Mais, à retrouver chez son fils ses goûts et ses instincts, à découvrir chez cet être si cher et si amoureusement attendu, les inclinations de sa propre intelligence, voire même, ses traits physiques, il lui était né en quelque sorte une préférence pour lui, leur intimité en était devenue si étroite que même les longues absences d’Étienne ne pouvaient la détruire. Au premier contact, ils se retrouvaient bien eux-mêmes, comme s’ils s’étaient quittés la veille.

— Que je te connais bien, mon pauvre grand, reprit Madame Normand après quelques instants de silence. Il te serait impossible de me cacher rien. Une mère sent par intuition le bonheur ou le chagrin de son enfant. Tu n’es pas heureux, n’est-ce pas ?

— Heureux ? Qui l’est dans ce bas monde ? Le bonheur est un château que l’on voudrait édifier si beau qu’il ne peut jamais exister…

— Et cependant, tu étais joyeux à ta dernière visite…

— Je suis ingrat de me plaindre, après tout… il est vrai que la vie est bête parfois…

— Viens ici, tout près de moi, mon chéri, comme autrefois. Tu te souviens, quand tu t’étais fait mal ou que tu étais malade. Tu passais tes bras autour de mon cou et tu me disais : « Maman, j’ai bobo ! »

— Et vous me donniez un bon baiser qui guérissait tout…

— Essayons encore le remède. Allons, ça va mieux ?

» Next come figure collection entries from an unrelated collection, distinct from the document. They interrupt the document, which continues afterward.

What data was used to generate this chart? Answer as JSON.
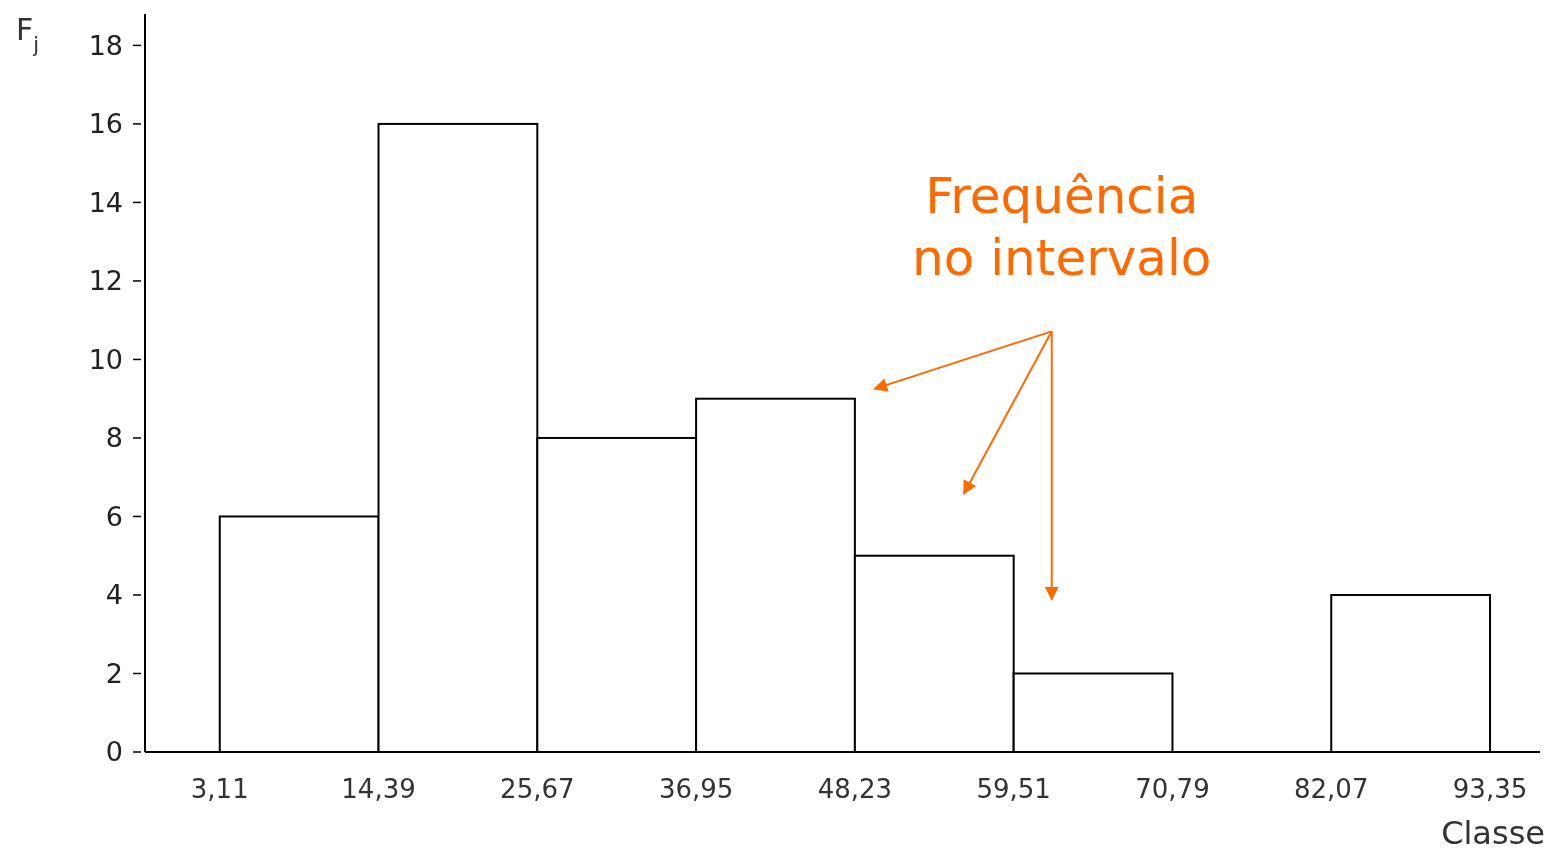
{
  "chart_data": {
    "type": "histogram",
    "xlabel": "Classe",
    "ylabel": "F$_{j}$",
    "bins": [
      3.11,
      14.39,
      25.67,
      36.95,
      48.23,
      59.51,
      70.79,
      82.07,
      93.35
    ],
    "values": [
      6,
      16,
      8,
      9,
      5,
      2,
      0,
      4
    ],
    "color": "#ffffff",
    "xlim": [
      -2.2,
      96.9
    ],
    "ylim": [
      0,
      18.8
    ],
    "xticks": [
      {
        "value": 3.11,
        "label": "3,11"
      },
      {
        "value": 14.39,
        "label": "14,39"
      },
      {
        "value": 25.67,
        "label": "25,67"
      },
      {
        "value": 36.95,
        "label": "36,95"
      },
      {
        "value": 48.23,
        "label": "48,23"
      },
      {
        "value": 59.51,
        "label": "59,51"
      },
      {
        "value": 70.79,
        "label": "70,79"
      },
      {
        "value": 82.07,
        "label": "82,07"
      },
      {
        "value": 93.35,
        "label": "93,35"
      }
    ],
    "yticks": [
      0,
      2,
      4,
      6,
      8,
      10,
      12,
      14,
      16,
      18
    ],
    "grid": false,
    "annotations": [
      "Frequência\nno intervalo"
    ]
  }
}
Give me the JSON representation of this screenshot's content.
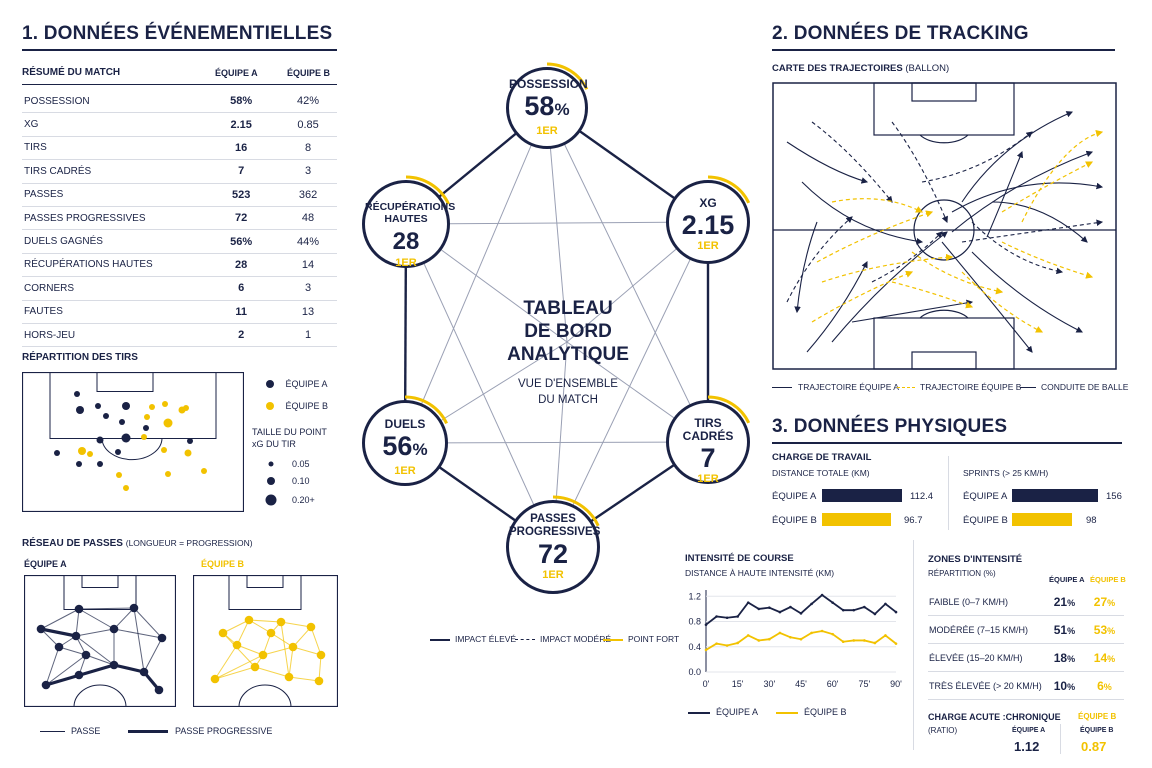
{
  "sections": {
    "events_title": "1. DONNÉES ÉVÉNEMENTIELLES",
    "tracking_title": "2. DONNÉES DE TRACKING",
    "physical_title": "3. DONNÉES PHYSIQUES"
  },
  "summary": {
    "title": "RÉSUMÉ DU MATCH",
    "col_a": "ÉQUIPE A",
    "col_b": "ÉQUIPE B",
    "rows": [
      {
        "label": "POSSESSION",
        "a": "58%",
        "b": "42%"
      },
      {
        "label": "xG",
        "a": "2.15",
        "b": "0.85"
      },
      {
        "label": "TIRS",
        "a": "16",
        "b": "8"
      },
      {
        "label": "TIRS CADRÉS",
        "a": "7",
        "b": "3"
      },
      {
        "label": "PASSES",
        "a": "523",
        "b": "362"
      },
      {
        "label": "PASSES PROGRESSIVES",
        "a": "72",
        "b": "48"
      },
      {
        "label": "DUELS GAGNÉS",
        "a": "56%",
        "b": "44%"
      },
      {
        "label": "RÉCUPÉRATIONS HAUTES",
        "a": "28",
        "b": "14"
      },
      {
        "label": "CORNERS",
        "a": "6",
        "b": "3"
      },
      {
        "label": "FAUTES",
        "a": "11",
        "b": "13"
      },
      {
        "label": "HORS-JEU",
        "a": "2",
        "b": "1"
      }
    ]
  },
  "shots": {
    "title": "RÉPARTITION DES TIRS",
    "legend_a": "ÉQUIPE A",
    "legend_b": "ÉQUIPE B",
    "size_title_1": "TAILLE DU POINT",
    "size_title_2": "xG DU TIR",
    "sizes": [
      "0.05",
      "0.10",
      "0.20+"
    ],
    "colors": {
      "a": "#1a2245",
      "b": "#f2c200"
    }
  },
  "pass_network": {
    "title": "RÉSEAU DE PASSES",
    "subtitle": "(LONGUEUR = PROGRESSION)",
    "team_a": "ÉQUIPE A",
    "team_b": "ÉQUIPE B",
    "legend_pass": "PASSE",
    "legend_prog": "PASSE PROGRESSIVE"
  },
  "dashboard": {
    "title_lines": [
      "TABLEAU",
      "DE BORD",
      "ANALYTIQUE"
    ],
    "subtitle_lines": [
      "VUE D'ENSEMBLE",
      "DU MATCH"
    ],
    "nodes": [
      {
        "label": "POSSESSION",
        "value": "58",
        "unit": "%",
        "rank": "1ER",
        "progress": 0.58
      },
      {
        "label": "xG",
        "value": "2.15",
        "unit": "",
        "rank": "1ER",
        "progress": 0.72
      },
      {
        "label": "TIRS CADRÉS",
        "value": "7",
        "unit": "",
        "rank": "1ER",
        "progress": 0.7
      },
      {
        "label": "PASSES PROGRESSIVES",
        "value": "72",
        "unit": "",
        "rank": "1ER",
        "progress": 0.6
      },
      {
        "label": "DUELS",
        "value": "56",
        "unit": "%",
        "rank": "1ER",
        "progress": 0.56
      },
      {
        "label": "RÉCUPÉRATIONS HAUTES",
        "value": "28",
        "unit": "",
        "rank": "1ER",
        "progress": 0.67
      }
    ],
    "legend": [
      "IMPACT ÉLEVÉ",
      "IMPACT MODÉRÉ",
      "POINT FORT"
    ]
  },
  "tracking": {
    "title": "CARTE DES TRAJECTOIRES",
    "subtitle": "(BALLON)",
    "legend": [
      "TRAJECTOIRE ÉQUIPE A",
      "TRAJECTOIRE ÉQUIPE B",
      "CONDUITE DE BALLE"
    ]
  },
  "workload": {
    "title": "CHARGE DE TRAVAIL",
    "distance_label": "DISTANCE TOTALE (KM)",
    "sprints_label": "SPRINTS (> 25 KM/H)",
    "team_a": "ÉQUIPE A",
    "team_b": "ÉQUIPE B",
    "distance": {
      "a": "112.4",
      "b": "96.7"
    },
    "sprints": {
      "a": "156",
      "b": "98"
    }
  },
  "chart_data": {
    "type": "line",
    "title": "INTENSITÉ DE COURSE",
    "subtitle": "DISTANCE À HAUTE INTENSITÉ (KM)",
    "xlabel": "",
    "ylabel": "",
    "x": [
      0,
      5,
      10,
      15,
      20,
      25,
      30,
      35,
      40,
      45,
      50,
      55,
      60,
      65,
      70,
      75,
      80,
      85,
      90
    ],
    "x_ticks": [
      "0'",
      "15'",
      "30'",
      "45'",
      "60'",
      "75'",
      "90'"
    ],
    "y_ticks": [
      "0.0",
      "0.4",
      "0.8",
      "1.2"
    ],
    "ylim": [
      0,
      1.3
    ],
    "series": [
      {
        "name": "ÉQUIPE A",
        "color": "#1a2245",
        "values": [
          0.75,
          0.88,
          0.86,
          0.88,
          1.1,
          1.0,
          1.02,
          0.95,
          1.03,
          0.93,
          1.08,
          1.22,
          1.1,
          0.98,
          0.98,
          1.03,
          0.92,
          1.08,
          0.95
        ]
      },
      {
        "name": "ÉQUIPE B",
        "color": "#f2c200",
        "values": [
          0.35,
          0.45,
          0.42,
          0.46,
          0.58,
          0.5,
          0.52,
          0.62,
          0.55,
          0.52,
          0.62,
          0.65,
          0.6,
          0.48,
          0.5,
          0.5,
          0.46,
          0.58,
          0.45
        ]
      }
    ]
  },
  "zones": {
    "title": "ZONES D'INTENSITÉ",
    "subtitle": "RÉPARTITION (%)",
    "col_a": "ÉQUIPE A",
    "col_b": "ÉQUIPE B",
    "rows": [
      {
        "label": "FAIBLE (0–7 KM/H)",
        "a": "21",
        "b": "27"
      },
      {
        "label": "MODÉRÉE (7–15 KM/H)",
        "a": "51",
        "b": "53"
      },
      {
        "label": "ÉLEVÉE (15–20 KM/H)",
        "a": "18",
        "b": "14"
      },
      {
        "label": "TRÈS ÉLEVÉE (> 20 KM/H)",
        "a": "10",
        "b": "6"
      }
    ],
    "unit": "%"
  },
  "acute": {
    "title": "CHARGE ACUTE :CHRONIQUE",
    "subtitle": "(RATIO)",
    "team_a": "ÉQUIPE A",
    "team_b": "ÉQUIPE B",
    "a": "1.12",
    "b": "0.87"
  }
}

— Un peu… et si j’étais continuellement auprès de vous, je crois que la guérison deviendrait complète. Hélas ! il me faudra repartir, reprendre ma vie et, encore une fois, elle est si souvent bête, cette pauvre vie !

— Calomnier la vie… à ton âge, quand tu as devant toi la jeunesse et ses promesses radieuses, quand le succès te sourit ; Allons donc !

— Bah ! le succès, c’est peu de chose en somme et mes succès moins que tout autres…

— Et cependant, à trente ans, tu es presque célèbre.

— La célébrité, la gloire, la renommée… j’y ai cru un moment comme à une source douce et rafraîchissante d’où coulerait à grands flots le bonheur… j’ai peiné de longues années pour gravir les pics escarpés où elles se cachent et lorsque j’ai cru y être parvenu, j’ai réalisé que ce n’était que l’ombre de la chose… La gloire, cette vaine gloriole ? Elle me dégoûte cette gloire aride et fallacieuse qui m’a coûté le meilleur de moi-même ! Comme me le disait mon ami Durand, je sens que ma vie a été jusqu’ici vide et stérile…

— Stérile ! Tu te calomnies, et ton ami est un sot ! Quand tes chroniques m’arrivent, je les dévore avec ivresse, je me dis, l’âme remplie de joie : « C’est mon fils, la chair de ma chair, qui est l’auteur de ceci ! » et mon vieux cœur de mère se gonfle à se fendre, je sens les larmes me monter aux paupières tant je suis heureuse et fière de toi. Te l’avouerai-je, je me sens certains jours, des fringales de dire leur fait à Ghislaine et à ton père parce qu’ils ne savent comprendre tout l’esprit, l’ironie et la finesse que mon cœur de mère découvre en tes articles.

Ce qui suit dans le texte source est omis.